Il faut bien admettre que ce jour-là, il en tenait une bonne. Wilhelm Fliess, célèbre cocaïnomane persistant venait de mettre deux claques à son ami alors qu’il était à deux doigts de s’étouffer dans son vomi. C’est alors, que dans un élan de lyrisme titubant, le psychanalyste, sous les yeux ébahis de l’assistance composée deux trois cochons dodus et d’une cafetière en satin blanc, se défit de son attribut le plus précieux. Qui aurait cru que ce jour-là, Freud enterrait lui-même le mythe du gros moustachu à menhir.
Certes, ils ont anticipé la mort de l’art. Préfiguré, avec leur maison, nos installations. Mais enfin quand même, c’était sans compter la curiosité machiavélique du feu rédacteur en chef de Pilote. On l’accuse d’avoir pris l’art en traître alors que celui-ci se remettait à peine du cubisme. Il erra longtemps à faire la manche dans les rues de Paris et de Bruxelles sous le regard lubrique d’Arthur Danto, célèbre transfigurateur alternatif alors en vacances avec sa belle-sœur Marie-Josette, critique culinaire à la billetterie du Musée des Beaux-Arts et coiffeuse à mi-temps dans un petit village de l’ouest de la France qui résiste encore et toujours à l’envahisseur et morte tragiquement, écrasée par un gros caillou tombé du cinquième étage de sa petite maison en terre.
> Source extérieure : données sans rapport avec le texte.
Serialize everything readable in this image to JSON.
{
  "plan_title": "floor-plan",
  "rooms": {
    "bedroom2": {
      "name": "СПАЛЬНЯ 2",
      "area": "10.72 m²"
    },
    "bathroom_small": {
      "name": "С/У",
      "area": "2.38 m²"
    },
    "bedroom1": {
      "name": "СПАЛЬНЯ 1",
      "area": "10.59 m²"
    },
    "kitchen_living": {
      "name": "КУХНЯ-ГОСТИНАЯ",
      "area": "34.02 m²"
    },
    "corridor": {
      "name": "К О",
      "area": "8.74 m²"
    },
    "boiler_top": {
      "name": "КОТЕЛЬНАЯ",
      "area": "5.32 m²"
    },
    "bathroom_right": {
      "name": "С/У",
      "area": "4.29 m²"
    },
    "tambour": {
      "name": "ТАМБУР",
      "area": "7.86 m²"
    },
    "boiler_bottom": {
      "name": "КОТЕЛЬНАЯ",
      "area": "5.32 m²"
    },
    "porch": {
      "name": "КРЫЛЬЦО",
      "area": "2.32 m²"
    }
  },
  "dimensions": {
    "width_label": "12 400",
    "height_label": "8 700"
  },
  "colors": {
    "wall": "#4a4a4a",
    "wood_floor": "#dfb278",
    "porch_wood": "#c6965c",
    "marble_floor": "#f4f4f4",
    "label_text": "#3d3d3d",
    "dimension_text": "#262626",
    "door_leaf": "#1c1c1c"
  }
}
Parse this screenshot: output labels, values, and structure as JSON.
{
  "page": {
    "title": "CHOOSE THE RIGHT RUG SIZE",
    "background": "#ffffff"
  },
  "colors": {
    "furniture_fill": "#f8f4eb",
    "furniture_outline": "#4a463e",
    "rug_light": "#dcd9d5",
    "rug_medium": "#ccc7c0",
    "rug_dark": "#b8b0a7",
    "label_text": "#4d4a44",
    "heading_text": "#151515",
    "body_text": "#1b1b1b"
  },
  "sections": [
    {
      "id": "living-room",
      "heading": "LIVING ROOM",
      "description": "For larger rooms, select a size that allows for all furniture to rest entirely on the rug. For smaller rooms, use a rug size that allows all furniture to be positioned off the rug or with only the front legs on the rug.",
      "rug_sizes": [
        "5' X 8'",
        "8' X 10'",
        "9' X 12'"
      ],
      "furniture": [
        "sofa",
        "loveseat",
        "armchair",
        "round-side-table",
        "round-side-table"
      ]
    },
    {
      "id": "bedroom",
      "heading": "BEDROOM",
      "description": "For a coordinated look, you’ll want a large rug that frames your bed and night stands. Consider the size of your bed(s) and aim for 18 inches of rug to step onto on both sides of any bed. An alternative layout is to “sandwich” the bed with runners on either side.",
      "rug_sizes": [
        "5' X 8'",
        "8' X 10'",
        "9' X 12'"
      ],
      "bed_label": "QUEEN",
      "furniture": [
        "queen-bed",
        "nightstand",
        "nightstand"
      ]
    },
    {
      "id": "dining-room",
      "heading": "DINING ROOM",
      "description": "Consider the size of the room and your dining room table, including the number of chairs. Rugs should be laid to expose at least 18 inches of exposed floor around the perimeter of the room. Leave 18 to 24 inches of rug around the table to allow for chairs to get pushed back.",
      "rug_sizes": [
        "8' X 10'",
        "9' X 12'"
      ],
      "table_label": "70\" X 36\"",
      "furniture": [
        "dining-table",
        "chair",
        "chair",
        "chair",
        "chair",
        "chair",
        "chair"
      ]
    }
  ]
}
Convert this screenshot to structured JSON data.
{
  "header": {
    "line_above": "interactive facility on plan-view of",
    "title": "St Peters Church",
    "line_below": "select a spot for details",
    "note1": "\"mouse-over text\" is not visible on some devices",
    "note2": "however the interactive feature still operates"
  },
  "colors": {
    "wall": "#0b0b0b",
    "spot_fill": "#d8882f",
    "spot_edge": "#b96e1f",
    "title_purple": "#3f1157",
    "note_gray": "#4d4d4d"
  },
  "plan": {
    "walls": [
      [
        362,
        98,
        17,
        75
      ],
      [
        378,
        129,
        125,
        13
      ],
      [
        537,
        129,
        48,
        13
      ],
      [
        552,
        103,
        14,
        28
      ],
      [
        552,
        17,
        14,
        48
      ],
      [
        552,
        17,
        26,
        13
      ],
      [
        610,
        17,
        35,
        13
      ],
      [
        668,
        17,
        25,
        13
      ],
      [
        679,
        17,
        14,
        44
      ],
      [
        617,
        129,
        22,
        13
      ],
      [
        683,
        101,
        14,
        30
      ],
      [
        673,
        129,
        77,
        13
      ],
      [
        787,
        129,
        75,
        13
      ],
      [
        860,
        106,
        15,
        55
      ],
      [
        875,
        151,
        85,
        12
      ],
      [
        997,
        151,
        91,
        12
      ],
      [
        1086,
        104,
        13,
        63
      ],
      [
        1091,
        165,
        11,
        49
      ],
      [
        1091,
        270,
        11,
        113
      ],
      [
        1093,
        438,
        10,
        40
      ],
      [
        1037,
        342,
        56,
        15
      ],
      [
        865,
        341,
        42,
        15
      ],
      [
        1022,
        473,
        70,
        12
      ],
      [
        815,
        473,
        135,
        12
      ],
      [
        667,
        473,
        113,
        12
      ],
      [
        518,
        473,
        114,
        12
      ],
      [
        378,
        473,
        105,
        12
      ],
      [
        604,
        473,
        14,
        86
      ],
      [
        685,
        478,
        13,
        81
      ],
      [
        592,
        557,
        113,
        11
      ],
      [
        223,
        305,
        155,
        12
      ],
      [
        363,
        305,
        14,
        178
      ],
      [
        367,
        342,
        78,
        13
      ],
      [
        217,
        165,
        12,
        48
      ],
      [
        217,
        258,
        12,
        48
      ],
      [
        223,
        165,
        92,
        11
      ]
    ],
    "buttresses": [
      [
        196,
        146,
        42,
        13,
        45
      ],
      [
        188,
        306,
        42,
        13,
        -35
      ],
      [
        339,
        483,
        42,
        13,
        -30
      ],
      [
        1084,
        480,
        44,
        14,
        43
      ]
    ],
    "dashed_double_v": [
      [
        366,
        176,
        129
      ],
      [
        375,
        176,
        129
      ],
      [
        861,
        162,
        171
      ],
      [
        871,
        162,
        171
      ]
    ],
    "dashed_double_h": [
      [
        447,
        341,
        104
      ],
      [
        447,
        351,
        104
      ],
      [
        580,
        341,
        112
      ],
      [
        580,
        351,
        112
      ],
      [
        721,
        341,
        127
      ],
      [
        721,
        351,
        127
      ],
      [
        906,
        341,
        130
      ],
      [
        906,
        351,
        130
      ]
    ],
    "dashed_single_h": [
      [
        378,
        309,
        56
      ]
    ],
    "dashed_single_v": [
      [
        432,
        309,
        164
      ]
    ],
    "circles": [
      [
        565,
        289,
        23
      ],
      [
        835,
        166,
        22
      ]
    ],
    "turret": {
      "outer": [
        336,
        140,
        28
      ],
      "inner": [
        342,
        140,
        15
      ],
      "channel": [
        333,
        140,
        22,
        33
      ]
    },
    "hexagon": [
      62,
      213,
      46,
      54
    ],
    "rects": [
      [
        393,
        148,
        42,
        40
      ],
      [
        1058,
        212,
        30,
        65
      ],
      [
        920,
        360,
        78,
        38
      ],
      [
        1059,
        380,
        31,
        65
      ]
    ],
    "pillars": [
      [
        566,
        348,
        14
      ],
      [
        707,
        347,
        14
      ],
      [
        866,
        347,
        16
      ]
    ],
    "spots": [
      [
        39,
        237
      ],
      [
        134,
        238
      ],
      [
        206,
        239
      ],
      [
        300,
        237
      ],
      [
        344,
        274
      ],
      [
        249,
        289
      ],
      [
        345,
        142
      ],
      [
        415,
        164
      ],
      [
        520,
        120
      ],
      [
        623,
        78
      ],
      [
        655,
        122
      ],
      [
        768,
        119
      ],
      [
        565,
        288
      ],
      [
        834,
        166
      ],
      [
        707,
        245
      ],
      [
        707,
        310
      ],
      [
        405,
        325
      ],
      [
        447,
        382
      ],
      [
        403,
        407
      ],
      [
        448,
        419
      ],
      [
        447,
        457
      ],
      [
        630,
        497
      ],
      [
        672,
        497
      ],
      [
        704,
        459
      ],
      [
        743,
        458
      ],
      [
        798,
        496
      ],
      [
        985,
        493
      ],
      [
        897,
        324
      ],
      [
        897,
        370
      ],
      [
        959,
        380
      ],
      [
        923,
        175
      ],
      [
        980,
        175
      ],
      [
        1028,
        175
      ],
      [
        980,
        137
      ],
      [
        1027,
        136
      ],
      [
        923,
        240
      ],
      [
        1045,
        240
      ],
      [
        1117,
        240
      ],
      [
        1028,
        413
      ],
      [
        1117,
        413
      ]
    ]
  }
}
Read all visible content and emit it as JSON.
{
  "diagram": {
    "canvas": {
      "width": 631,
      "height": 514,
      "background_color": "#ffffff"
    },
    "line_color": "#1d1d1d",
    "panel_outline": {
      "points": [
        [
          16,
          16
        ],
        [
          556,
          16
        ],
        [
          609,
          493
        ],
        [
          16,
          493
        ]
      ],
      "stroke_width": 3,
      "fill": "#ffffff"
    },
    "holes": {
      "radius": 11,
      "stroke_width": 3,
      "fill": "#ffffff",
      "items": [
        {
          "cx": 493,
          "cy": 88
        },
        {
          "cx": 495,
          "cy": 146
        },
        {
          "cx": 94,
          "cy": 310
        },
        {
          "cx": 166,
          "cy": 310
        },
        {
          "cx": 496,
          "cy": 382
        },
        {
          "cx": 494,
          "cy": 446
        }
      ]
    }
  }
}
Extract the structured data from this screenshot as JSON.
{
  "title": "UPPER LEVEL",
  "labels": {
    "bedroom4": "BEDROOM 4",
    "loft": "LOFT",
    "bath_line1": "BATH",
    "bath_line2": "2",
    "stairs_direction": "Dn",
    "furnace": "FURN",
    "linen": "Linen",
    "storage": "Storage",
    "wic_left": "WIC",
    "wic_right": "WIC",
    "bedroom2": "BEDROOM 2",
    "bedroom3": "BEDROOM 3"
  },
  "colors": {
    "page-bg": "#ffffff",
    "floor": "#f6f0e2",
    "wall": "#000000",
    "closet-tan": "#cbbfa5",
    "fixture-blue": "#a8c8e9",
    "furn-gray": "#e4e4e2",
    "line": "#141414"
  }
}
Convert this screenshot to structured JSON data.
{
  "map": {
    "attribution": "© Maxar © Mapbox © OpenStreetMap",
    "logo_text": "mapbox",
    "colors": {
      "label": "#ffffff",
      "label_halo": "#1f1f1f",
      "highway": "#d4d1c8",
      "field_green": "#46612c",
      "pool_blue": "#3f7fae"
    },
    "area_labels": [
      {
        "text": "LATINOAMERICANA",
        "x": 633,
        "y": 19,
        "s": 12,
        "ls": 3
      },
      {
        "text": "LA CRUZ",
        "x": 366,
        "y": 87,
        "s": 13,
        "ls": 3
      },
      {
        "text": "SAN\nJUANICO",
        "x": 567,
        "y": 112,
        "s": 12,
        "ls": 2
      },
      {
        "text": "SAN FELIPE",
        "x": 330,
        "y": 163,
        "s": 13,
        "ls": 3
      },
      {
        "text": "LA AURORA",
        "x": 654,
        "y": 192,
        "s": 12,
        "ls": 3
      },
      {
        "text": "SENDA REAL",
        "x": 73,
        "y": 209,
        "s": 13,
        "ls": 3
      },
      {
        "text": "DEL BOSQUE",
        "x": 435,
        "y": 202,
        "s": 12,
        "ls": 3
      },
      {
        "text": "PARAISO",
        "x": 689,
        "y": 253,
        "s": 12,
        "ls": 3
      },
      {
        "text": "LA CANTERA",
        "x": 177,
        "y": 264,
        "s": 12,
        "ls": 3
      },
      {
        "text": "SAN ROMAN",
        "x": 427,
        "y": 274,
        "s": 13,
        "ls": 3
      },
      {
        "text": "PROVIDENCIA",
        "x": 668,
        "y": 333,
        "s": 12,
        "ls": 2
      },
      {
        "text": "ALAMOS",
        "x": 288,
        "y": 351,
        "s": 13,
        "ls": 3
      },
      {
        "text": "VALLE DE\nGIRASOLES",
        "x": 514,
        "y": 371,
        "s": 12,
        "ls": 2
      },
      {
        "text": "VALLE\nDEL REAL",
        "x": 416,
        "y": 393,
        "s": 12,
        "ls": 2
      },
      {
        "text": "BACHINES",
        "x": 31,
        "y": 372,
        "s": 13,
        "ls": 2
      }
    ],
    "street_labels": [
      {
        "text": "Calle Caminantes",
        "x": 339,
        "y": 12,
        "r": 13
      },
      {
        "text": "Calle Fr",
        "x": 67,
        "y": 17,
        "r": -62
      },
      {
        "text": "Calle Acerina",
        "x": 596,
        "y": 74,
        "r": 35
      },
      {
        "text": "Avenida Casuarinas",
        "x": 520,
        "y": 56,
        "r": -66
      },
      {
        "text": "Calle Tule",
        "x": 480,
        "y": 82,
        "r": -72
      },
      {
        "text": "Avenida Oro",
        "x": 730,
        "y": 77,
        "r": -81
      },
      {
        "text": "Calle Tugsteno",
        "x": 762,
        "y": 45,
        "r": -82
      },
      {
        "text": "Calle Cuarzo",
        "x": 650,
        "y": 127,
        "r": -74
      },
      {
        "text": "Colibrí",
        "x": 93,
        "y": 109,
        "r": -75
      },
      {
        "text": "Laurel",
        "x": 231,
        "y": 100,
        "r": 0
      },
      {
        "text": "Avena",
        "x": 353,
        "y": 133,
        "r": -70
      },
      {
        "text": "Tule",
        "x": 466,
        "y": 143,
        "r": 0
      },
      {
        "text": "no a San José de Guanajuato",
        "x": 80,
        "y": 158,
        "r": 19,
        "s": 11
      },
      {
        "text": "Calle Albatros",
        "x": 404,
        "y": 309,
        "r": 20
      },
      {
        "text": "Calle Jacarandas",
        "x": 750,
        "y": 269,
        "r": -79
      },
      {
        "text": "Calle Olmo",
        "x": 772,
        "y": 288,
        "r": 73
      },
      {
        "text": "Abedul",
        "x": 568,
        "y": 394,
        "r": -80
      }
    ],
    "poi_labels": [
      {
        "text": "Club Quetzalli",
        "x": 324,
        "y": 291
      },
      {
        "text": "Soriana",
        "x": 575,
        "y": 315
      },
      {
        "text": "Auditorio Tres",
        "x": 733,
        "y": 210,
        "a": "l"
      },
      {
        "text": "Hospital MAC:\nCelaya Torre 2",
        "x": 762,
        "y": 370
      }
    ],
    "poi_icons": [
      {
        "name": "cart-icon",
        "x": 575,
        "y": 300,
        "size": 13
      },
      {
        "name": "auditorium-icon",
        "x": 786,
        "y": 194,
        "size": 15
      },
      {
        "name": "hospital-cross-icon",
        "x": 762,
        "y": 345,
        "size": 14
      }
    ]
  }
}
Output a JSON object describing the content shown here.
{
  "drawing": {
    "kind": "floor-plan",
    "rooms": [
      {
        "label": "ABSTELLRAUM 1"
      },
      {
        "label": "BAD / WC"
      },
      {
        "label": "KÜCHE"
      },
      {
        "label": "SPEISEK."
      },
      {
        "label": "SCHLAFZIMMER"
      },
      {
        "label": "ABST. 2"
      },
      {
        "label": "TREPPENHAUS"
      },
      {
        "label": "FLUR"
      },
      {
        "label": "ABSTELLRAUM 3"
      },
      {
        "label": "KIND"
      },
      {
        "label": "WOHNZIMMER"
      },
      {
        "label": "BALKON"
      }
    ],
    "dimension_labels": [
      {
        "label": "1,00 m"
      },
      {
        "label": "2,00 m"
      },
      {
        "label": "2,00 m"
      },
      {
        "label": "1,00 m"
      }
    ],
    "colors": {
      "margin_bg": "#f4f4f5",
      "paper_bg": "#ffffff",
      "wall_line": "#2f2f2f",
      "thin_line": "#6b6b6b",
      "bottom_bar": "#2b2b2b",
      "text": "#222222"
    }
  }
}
Ravagé, le philosophe des arts s’engagea dans l’armée romaine et devint légionnaire. Il y rencontra Wilhelm Fliess qui s’était égaré en rentrant de la petite sauterie qu’avait organisé Max Schur pour fêter sa propre naissance en 1897. Puis, profitant de l’inattention de son Hastatus prior, il s’évada dans la plus grande des confusions en se cachant dans un grand cheval de bois qui resta à la lisière du camp pendant plusieurs semaines. Il serait mort de faim si les troupes Nazies du commandant en chef Himmler, alors en tournée pédagogique, n’avaient pas décidé de s’y cacher eux-mêmes pour faire une farce à ce dernier qui était un brin facétieux. Ils avaient apporté un délicieux moelleux au chocolat, pêché mignon d’Arthur Danto. Quelque peu fébrile et influençable celui-ci signa ses papiers d’engagement sans réfléchir et, profitant de l’obscurité de la nuit tombante, quitta le ventre du cheval en compagnie de ses nouveaux meilleurs amis.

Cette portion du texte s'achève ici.